The second paragraph here is an interesting idea and makes a great deal of sense. It would lead to smaller FSMs that are navigated more quickly and locked for shorter durations.

Most importantly, the FSM/whatever doesn't have to be locked at all if
you don't go to it. And so going to the FSM much less often with space
leases or whatever seems like it might be a big win for that reason
(not just the locality stuff that I care about).

Implicit "closure" seems riskier in my view if you want to bring VM qualities into it, however.

I didn't mean to imply that we'd be changing that data structure. As I
clarified earlier, "merging the FSM and the VM" was meant in a
conceptual way. Not the best choice of words on my part.

This makes sense as well. Shared memory for more recent / highly contended state, and disk for less recent / less contended / stickier state.

I would like to also make it WAL-logged, which is easier this way.
That isn't my main goal, but why not do it? The way that the FSM works
right now within VACUUM REDO routines is a problem.

--
Peter Geoghegan

#13

Robert Haas

robertmhaas@gmail.com

almost 5 years ago

In reply to: Peter Geoghegan (#9)

Re: The Free Space Map: Problems and Opportunities

On Tue, Aug 17, 2021 at 6:11 PM Peter Geoghegan <pg@bowt.ie> wrote:

Again, it's all about *systemic* effects. A FSM request is basically a
choice *among* blocks that could in principle satisfy the request --
often the number of basically-satisfactory blocks is huge (way too
large, even). You have to bear in mind that concurrent requests are in
competition with each other in much of the time. They are usually all
looking for exactly the same thing (e.g., same free space
requirement), or close to the same thing -- tuples within a given
table tend to all be about as wide as each other.

I can clearly sometimes see very high contention cases, where backends
do way too much spinning inside the RelationGetBufferForTuple() loop.
They're all more or less chasing the same scraps of free space, in a
highly inefficient way. Even though there is probably an abundance of
free space. Right now the heap pages that have the most free space are
also the ones that are least likely to be used.

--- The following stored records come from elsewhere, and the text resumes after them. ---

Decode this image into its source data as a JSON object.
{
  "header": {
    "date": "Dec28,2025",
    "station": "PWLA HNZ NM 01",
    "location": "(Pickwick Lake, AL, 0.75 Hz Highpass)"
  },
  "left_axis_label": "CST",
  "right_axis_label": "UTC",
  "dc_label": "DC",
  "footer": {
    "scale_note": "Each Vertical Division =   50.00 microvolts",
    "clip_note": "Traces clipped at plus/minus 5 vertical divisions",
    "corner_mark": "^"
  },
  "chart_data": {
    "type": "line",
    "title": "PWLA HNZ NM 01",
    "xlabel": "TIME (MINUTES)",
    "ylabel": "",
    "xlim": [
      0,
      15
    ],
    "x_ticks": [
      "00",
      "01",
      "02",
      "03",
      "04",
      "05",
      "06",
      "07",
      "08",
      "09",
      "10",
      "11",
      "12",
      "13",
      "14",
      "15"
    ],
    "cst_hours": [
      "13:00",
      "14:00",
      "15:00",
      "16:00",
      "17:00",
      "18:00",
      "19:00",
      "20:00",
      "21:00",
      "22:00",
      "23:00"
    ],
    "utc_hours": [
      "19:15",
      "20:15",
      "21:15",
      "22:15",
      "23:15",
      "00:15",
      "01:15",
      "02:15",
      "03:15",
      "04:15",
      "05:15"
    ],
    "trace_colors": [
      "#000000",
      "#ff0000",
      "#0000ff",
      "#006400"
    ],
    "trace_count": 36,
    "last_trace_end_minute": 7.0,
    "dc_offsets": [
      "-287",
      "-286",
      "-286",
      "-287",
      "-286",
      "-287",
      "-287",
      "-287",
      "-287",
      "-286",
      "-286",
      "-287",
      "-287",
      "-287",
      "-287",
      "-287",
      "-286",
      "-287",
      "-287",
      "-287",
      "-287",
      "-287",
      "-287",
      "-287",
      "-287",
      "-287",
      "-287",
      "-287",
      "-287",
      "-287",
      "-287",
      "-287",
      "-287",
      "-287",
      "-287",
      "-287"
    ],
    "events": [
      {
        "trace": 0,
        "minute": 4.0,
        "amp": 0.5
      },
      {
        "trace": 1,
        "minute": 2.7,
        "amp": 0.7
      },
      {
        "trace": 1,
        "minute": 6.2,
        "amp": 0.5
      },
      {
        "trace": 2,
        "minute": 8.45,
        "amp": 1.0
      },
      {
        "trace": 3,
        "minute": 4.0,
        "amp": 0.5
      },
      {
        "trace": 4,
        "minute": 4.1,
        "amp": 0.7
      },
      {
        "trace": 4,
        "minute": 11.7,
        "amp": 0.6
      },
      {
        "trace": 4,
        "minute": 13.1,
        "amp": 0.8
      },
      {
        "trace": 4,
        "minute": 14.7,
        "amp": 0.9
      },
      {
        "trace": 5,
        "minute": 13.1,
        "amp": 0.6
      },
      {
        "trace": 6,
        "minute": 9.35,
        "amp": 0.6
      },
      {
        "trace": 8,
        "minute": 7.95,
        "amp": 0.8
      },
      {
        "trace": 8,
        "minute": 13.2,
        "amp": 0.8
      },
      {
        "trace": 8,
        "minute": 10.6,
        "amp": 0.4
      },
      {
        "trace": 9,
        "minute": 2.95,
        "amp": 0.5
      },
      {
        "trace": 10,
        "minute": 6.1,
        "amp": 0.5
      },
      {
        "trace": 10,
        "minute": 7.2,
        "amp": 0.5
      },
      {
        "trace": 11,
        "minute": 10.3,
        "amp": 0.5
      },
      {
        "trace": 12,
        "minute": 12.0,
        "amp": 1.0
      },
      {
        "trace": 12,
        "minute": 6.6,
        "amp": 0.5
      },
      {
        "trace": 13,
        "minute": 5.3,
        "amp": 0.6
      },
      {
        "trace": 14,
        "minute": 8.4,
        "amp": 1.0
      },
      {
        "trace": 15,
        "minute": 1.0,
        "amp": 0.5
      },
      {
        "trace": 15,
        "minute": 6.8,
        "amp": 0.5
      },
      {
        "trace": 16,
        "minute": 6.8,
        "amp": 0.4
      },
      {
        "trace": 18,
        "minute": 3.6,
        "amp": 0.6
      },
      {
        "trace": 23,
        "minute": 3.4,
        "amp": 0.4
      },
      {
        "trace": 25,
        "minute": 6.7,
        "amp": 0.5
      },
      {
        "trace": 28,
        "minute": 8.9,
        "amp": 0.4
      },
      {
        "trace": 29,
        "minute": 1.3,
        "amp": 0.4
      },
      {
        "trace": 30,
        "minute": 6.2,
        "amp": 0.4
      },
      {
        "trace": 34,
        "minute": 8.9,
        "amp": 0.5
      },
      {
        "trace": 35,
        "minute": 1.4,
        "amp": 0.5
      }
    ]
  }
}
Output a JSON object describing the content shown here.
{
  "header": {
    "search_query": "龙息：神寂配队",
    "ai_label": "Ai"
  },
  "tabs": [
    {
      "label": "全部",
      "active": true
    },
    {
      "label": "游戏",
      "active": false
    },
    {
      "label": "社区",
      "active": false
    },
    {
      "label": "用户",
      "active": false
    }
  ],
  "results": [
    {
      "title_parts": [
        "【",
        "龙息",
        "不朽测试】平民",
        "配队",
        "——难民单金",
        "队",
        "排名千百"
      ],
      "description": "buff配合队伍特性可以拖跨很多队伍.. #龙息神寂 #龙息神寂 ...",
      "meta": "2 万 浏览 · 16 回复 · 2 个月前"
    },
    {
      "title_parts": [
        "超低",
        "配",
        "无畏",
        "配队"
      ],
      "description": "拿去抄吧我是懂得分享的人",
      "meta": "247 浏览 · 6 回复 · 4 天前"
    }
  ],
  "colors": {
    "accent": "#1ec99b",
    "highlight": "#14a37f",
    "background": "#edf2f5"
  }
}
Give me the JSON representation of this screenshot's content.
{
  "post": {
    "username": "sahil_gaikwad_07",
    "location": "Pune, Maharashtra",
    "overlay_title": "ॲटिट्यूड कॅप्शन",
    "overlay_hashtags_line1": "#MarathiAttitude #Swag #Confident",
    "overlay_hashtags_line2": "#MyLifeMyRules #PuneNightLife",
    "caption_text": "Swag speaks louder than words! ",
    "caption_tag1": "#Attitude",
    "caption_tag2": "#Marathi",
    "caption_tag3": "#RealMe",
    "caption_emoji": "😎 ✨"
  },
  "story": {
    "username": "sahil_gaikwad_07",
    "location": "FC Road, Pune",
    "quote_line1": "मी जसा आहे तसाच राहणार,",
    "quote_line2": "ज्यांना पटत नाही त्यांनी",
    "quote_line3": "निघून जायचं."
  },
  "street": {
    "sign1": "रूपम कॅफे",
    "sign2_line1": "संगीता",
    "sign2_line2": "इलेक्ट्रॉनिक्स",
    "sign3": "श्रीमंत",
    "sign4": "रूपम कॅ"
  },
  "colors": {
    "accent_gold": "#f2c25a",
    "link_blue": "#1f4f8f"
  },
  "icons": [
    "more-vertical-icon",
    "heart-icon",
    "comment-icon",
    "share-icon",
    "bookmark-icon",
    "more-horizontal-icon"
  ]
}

Though I think that these backends should cooperate more, some amount
of competition is probably necessary. If FSM_CATEGORIES used 3 bits
instead of 8, then the backends could fall back on caring about some
other thing that distinguished heap pages from each other that
actually matters. Leading to less contention, and maybe better space
utilization.

To me, it feels like the real issue here is that the free space map is
completely deterministic. As it's currently designed, you can reduce
the number of bits as much as you want, and it doesn't change
anything. Concurrent requests get the same answer, which is not what
we want. Just as a thought experiment, imagine that backends
preferentially prefer pages whose block numbers are congruent to their
PID module some integer. Now you have a reason - perhaps not the best
possible reason, but *a* reason - for every single backend to pounce
on the same target page.

--
Robert Haas
EDB: http://www.enterprisedb.com

#14

Robert Haas

robertmhaas@gmail.com

almost 5 years ago

In reply to: Peter Geoghegan (#10)

Re: The Free Space Map: Problems and Opportunities

On Tue, Aug 17, 2021 at 8:31 PM Peter Geoghegan <pg@bowt.ie> wrote:

Lets say that VACUUM puts a non-zero usable amount of free space in
the FSM for a page that it marks all-visible/all-frozen at the same
time -- this is possible today, of course. To me this seems
contradictory, at least when there isn't much space -- which I believe
is common. It's at least a minor waste to set the VM bit.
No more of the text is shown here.